A judge has temporarily blocked President Donald Trump from placing 2,200 workers at the US Agency for International Development (USAID) on paid leave, hours before it was due to happen.

Judge Carl Nichols issued a "limited" temporary restraining order, in response to a last-minute lawsuit filed by two unions trying to save the agency.

The order will remain in place for a week, until 14 February at midnight.

Separately, on Saturday, another federal judge blocked Elon Musk's Department of Government Efficiency (Doge) from accessing Treasury Department records that include the personal financial data of millions of Americans, US media reported.

Trump has argued that USAID, the overseas aid agency, is not a valuable use of taxpayer money and wants to dismantle it. He plans to put nearly all of the agency's 10,000 employees on leave, except 611 workers.

Some 500 staff had already been put on administrative leave and another 2,200 were due to join them from midnight on Friday (05:00 GMT).

But the last-minute lawsuit on Friday argued the government was violating the US Constitution, and also that the workers were suffering harm.

Judge Nichols sided with the unions, saying they would suffer "irreparable harm" if the court did not intervene, while there would be "zero harm to the government".

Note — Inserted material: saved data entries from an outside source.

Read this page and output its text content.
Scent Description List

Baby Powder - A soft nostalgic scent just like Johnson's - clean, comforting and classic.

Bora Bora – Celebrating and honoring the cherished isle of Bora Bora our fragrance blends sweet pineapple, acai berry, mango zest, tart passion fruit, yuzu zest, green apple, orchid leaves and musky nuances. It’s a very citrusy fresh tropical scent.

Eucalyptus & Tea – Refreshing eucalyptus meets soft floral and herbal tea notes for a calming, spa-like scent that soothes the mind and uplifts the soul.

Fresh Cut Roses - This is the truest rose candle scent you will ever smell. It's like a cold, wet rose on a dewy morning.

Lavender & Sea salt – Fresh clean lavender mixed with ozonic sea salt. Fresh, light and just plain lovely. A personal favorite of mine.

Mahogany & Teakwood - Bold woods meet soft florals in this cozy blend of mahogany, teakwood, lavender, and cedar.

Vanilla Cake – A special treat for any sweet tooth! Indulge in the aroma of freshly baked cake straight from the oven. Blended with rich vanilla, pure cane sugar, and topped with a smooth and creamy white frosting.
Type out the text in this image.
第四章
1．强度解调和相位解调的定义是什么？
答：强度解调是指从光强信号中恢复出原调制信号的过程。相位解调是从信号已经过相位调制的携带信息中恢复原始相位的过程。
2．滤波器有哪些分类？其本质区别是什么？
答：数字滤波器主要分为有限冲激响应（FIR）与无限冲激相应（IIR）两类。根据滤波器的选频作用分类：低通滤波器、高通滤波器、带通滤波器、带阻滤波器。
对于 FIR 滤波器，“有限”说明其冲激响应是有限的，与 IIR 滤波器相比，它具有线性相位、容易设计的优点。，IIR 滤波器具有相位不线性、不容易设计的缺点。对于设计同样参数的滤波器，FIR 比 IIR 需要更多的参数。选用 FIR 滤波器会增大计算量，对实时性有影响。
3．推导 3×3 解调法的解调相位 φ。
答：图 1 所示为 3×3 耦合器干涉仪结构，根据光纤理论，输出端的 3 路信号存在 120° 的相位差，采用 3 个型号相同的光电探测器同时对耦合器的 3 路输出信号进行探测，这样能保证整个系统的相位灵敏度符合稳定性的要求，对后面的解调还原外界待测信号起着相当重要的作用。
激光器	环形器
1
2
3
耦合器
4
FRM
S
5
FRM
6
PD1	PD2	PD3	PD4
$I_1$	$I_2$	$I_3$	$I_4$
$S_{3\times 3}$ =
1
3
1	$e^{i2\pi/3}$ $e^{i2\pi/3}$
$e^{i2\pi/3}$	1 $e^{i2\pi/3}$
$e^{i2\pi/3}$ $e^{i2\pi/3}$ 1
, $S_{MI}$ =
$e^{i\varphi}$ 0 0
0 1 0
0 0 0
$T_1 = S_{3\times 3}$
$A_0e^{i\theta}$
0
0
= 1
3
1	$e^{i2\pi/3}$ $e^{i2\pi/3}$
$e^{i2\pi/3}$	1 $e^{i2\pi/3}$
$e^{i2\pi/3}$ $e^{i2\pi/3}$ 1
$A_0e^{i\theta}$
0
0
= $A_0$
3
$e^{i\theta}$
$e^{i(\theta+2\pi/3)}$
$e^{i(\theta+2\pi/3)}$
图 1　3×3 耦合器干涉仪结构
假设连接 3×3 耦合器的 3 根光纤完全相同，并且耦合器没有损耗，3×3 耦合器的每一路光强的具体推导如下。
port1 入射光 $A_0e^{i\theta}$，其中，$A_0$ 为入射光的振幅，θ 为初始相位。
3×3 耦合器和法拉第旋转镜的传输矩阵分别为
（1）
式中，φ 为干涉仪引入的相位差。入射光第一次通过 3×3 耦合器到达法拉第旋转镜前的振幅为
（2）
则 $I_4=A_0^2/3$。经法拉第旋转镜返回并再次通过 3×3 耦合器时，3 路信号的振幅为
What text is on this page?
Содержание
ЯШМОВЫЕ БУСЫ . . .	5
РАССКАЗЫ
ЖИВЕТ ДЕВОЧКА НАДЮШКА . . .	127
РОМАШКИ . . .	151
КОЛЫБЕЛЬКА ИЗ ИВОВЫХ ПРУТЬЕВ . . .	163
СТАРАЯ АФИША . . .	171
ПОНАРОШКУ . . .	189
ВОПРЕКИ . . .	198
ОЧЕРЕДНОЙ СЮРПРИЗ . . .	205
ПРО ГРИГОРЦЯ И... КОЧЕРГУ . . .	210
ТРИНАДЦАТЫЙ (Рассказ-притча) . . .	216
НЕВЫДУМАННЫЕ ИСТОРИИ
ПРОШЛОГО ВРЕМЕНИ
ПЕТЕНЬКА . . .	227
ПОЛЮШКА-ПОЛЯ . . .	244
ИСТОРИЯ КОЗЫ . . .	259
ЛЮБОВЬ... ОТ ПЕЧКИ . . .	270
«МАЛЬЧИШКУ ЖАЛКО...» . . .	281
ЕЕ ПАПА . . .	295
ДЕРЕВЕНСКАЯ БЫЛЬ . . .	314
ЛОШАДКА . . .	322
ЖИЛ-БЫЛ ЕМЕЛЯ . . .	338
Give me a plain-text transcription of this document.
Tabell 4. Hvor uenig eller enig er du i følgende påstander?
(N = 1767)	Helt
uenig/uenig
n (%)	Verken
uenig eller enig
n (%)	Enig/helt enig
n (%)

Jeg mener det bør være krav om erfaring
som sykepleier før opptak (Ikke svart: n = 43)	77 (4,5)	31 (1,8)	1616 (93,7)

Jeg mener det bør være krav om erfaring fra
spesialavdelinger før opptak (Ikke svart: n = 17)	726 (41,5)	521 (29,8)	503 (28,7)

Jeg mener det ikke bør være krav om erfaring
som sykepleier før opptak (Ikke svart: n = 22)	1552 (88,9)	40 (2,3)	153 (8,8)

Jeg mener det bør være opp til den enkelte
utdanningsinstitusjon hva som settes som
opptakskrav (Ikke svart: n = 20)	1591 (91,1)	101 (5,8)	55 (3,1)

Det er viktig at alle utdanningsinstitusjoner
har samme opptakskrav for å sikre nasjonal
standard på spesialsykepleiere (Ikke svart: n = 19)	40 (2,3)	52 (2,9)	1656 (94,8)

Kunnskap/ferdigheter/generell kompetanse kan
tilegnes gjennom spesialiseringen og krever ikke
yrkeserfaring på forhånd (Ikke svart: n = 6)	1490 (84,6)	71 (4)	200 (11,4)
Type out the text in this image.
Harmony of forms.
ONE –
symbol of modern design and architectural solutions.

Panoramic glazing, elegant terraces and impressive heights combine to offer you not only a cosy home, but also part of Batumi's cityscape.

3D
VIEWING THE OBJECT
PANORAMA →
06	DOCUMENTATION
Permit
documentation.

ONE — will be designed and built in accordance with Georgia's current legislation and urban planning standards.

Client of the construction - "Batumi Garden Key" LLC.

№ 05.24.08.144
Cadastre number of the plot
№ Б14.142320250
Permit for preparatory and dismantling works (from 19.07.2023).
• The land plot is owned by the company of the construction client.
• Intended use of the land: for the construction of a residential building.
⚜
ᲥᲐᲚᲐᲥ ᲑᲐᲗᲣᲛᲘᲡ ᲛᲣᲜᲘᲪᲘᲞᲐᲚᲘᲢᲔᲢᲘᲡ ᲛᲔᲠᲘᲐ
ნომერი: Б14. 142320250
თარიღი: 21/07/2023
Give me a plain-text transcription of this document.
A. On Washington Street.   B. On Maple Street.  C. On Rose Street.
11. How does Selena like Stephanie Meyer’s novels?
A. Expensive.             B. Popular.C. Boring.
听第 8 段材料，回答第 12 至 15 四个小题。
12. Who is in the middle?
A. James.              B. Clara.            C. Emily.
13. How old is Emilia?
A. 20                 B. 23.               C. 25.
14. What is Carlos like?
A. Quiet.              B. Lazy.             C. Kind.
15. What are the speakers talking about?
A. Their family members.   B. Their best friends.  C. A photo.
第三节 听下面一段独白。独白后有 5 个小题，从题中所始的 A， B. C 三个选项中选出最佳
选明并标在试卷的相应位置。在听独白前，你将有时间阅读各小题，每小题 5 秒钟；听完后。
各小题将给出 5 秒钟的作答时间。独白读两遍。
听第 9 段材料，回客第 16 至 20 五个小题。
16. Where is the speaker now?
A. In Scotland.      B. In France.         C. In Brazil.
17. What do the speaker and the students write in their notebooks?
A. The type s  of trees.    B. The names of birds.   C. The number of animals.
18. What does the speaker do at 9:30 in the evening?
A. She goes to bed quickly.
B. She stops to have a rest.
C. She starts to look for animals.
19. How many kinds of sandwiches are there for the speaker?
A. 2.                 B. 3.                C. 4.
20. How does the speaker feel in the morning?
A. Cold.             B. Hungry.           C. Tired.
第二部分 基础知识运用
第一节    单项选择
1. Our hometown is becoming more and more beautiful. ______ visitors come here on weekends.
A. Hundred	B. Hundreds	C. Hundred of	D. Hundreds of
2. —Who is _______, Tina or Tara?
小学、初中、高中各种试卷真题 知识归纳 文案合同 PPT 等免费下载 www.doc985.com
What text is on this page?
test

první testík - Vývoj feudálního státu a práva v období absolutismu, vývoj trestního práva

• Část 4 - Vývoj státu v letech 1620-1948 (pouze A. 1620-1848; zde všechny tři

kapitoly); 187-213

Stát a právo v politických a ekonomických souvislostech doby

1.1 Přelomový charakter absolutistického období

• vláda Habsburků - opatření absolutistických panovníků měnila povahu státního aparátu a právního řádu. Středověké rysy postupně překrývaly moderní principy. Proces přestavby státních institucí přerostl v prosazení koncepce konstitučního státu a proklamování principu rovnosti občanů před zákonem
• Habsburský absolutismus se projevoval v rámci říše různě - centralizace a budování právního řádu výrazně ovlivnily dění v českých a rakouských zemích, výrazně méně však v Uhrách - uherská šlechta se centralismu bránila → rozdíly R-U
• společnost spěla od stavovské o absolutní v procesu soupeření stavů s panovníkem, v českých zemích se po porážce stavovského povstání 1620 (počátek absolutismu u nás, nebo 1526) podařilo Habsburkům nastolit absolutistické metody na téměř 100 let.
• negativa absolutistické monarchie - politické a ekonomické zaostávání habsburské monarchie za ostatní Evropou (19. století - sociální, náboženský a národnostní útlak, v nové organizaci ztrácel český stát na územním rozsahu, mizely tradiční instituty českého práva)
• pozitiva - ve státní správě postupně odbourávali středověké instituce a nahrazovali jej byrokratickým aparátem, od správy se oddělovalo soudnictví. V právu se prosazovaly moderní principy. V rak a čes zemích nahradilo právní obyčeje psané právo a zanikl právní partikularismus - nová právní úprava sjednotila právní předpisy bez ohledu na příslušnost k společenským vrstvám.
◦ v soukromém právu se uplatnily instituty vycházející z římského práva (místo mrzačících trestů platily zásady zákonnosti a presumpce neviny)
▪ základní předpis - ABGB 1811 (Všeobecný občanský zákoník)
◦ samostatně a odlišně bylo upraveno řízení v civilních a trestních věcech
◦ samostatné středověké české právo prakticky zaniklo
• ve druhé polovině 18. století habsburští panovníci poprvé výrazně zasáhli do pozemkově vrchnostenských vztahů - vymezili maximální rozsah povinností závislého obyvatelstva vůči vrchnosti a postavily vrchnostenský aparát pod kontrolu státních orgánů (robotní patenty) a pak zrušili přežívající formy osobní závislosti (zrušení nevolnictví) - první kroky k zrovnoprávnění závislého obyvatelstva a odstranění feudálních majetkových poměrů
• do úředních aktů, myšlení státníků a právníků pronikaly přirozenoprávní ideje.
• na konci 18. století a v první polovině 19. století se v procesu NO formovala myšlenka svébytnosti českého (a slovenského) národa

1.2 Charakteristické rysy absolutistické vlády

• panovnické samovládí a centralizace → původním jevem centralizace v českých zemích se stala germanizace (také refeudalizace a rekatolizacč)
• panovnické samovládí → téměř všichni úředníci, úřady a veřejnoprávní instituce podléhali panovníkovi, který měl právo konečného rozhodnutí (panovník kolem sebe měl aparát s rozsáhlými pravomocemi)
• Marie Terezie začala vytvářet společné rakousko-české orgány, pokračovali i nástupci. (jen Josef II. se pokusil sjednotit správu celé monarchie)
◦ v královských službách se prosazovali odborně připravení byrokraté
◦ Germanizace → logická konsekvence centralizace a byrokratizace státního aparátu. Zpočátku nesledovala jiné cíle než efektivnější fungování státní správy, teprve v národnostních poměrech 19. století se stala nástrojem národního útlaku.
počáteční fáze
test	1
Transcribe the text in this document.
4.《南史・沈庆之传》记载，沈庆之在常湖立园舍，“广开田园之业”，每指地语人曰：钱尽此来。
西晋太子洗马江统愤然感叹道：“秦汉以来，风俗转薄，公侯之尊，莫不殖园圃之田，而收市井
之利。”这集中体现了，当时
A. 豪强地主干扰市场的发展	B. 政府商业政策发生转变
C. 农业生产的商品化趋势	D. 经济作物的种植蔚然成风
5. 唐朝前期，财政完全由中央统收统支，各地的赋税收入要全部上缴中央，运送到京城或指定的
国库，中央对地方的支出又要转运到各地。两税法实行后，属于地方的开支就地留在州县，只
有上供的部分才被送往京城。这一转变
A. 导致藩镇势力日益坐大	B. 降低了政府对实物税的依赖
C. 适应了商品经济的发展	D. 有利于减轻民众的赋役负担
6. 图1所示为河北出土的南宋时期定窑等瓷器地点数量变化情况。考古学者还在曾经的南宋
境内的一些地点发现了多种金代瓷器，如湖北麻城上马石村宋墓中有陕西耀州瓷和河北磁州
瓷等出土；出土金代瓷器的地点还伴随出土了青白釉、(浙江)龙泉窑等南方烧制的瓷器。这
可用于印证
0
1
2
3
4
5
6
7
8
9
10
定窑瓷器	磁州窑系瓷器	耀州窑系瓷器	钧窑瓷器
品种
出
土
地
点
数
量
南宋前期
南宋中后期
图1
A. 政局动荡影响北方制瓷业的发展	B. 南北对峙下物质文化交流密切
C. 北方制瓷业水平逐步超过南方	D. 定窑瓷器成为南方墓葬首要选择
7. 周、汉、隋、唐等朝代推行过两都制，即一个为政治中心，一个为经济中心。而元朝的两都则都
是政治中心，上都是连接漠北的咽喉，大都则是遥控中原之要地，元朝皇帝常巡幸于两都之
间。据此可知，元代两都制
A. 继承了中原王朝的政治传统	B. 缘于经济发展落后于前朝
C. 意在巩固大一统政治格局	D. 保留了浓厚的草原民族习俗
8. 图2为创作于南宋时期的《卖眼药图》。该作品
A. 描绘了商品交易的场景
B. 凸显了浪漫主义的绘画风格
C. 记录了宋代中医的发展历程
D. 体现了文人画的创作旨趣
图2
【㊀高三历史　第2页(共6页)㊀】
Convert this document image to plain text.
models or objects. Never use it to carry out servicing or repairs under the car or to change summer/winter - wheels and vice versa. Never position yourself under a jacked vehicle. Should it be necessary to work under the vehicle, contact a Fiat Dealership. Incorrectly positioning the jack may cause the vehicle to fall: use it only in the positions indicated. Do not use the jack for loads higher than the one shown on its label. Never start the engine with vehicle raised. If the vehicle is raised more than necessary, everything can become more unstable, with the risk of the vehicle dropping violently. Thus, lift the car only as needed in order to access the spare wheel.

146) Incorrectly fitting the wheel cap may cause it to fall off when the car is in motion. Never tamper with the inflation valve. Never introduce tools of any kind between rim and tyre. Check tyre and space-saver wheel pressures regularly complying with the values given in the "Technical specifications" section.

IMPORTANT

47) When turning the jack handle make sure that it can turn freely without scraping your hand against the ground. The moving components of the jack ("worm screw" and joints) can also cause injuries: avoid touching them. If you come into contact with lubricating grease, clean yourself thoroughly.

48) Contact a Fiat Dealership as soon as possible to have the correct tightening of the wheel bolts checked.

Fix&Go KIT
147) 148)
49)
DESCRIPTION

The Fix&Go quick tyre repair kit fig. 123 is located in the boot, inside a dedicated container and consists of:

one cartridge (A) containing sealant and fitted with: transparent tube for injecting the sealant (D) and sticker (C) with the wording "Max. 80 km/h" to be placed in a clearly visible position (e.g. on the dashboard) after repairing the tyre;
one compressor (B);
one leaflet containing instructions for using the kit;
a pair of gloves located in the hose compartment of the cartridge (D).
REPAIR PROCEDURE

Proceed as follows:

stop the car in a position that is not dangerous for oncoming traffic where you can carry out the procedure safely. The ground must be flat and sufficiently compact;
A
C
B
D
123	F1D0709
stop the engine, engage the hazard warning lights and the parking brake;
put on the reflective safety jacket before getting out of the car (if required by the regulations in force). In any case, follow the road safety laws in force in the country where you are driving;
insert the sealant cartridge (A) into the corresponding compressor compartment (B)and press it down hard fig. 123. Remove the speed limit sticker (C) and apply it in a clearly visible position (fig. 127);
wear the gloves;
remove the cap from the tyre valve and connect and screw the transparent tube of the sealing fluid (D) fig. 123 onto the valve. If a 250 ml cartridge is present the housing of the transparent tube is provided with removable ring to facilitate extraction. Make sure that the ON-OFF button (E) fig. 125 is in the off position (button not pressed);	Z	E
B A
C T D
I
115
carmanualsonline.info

The order also reinstates the 500 staff already placed on administrative leave.

"All USAID employees currently on administrative leave shall be reinstated until that date, and shall be given complete access to email, payment, and security notification systems until that date, and no additional employees shall be placed on administrative leave before that date," Nichols wrote.

The judge will also consider a request for a longer-term pause at a hearing on Wednesday.

It is unclear from the court order what will happen to the agency's remaining staff.

As the ruling came, officials had been removing and covering USAID signs at the organisation's headquarters in Washington DC. The agency's website is also inaccessible, leading only to a landing page about the personnel cuts.